La pared blanca era infinita, perdía mis ojos en ella mientras mis pensamientos estaban lejos, desordenados, incompletos, buscando la parte faltante.
El mensaje llevaba dos días sin ser siquiera visto, sin una discusión previa, con una distancia polar sin explicación.
Comprendí que no me quería ver más, era un adiós sin despedida, un final en medio de un principio que creía prometedor.
Me encontré en un punto infinito, mirando al pasado, analizando este presente, suponiendo un futuro peor, pero sobre todo mirándome y a mí alrededor de diferentes distancias.
Después de un rato recorte las palabras que más se repetían, las que creí claves: «¿Qué hice mal?» y «Me siento humillada».
Miré para ambos lados preguntándome si alguna vez osé ser tan cruel, pero no encontré respuesta. Nada parecía claro de cerca, desde mi punto de vista parecía que no.
Entonces sólo me quedaba observar la vereda de enfrente y vi gente pasar. Algunos parecían familiares, otros no tanto.
Uno se quedó mirando y lo recordé.

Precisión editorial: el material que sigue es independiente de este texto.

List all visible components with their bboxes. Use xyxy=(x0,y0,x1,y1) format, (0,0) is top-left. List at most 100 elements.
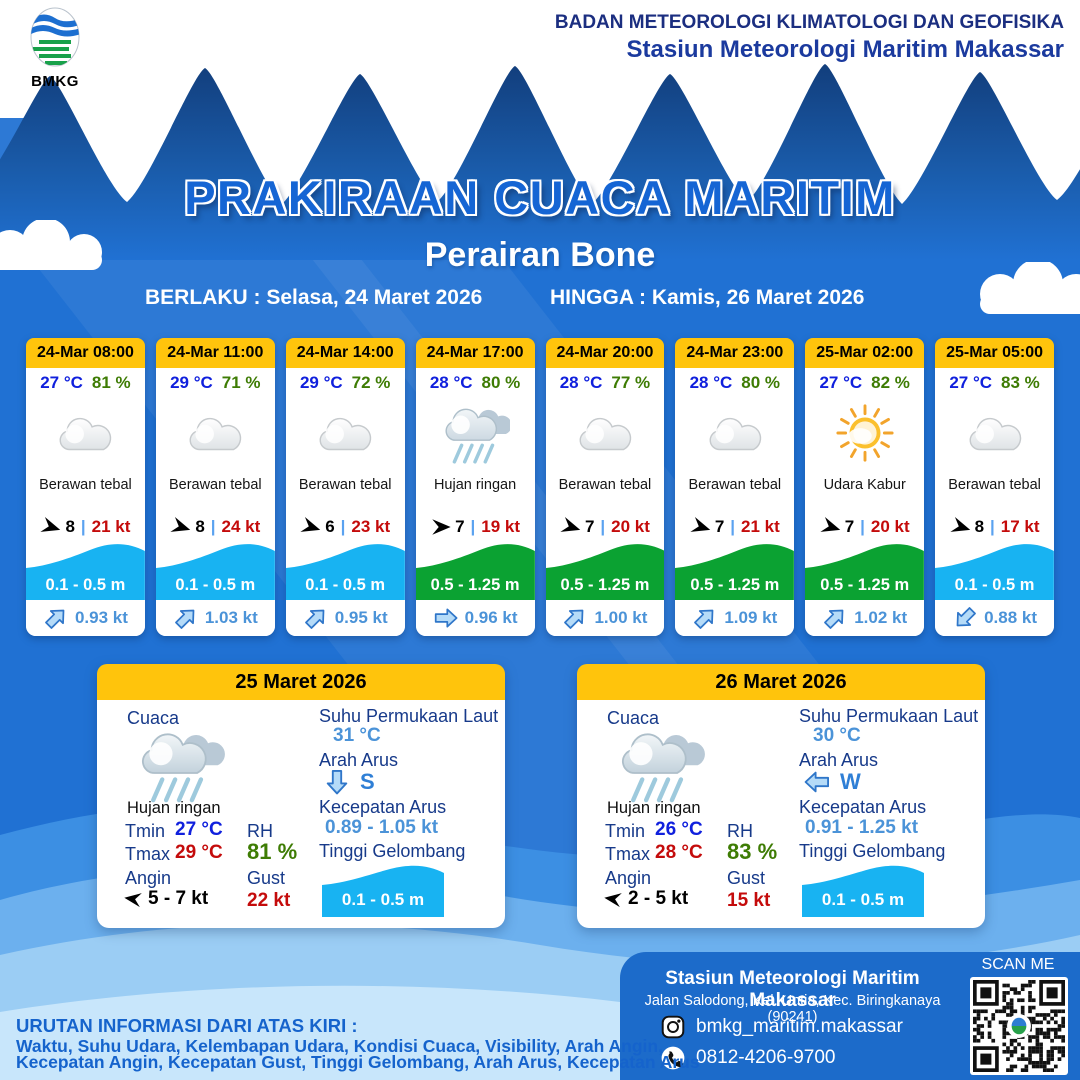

En ese momento me di cuenta que para mí no había sido importante, pero él me recordaba y definitivamente no con cariño.
Me senté en el cordón sintiéndome peor, traté de convencerme que no había sido tan cruel, pero era tarde, el peso de la verdad cual karma ya estaba sobre mí.
Lloré mucho, parecía que las lágrimas serían tantas que formarían un arroyo que se terminaría en la esquina. Mientras tomaba aire recordé, te recordé.
Sí, esa misma esquina, donde todavía estaba el banco en que me citaste esa tarde para decirme que ya no me querías, porque conociste a alguien más.
Sentí el odio volver, pero esta vez se detuvo porque por primera vez comprendí que tuviste el coraje, de frente a frente, explicar que no iba a funcionar.
Ahora tenía dos palabras clave nuevas «no va a funcionar» y «coraje». Después de darle vueltas al asunto, por fin llegué a la conclusión de que nadie te puede obligar a querer, a que te guste.
Si pudiéramos palpar como multiplica el dolor lo inexplicable tal vez empezaría a pesar menos el egoísmo y el miedo de enfrentar a alguien que no correspondemos.
Porque cuando uno mira sólo su camino sin levantar la cabeza, con el paso del tiempo, se va a encontrar en la vereda opuesta de alguien más.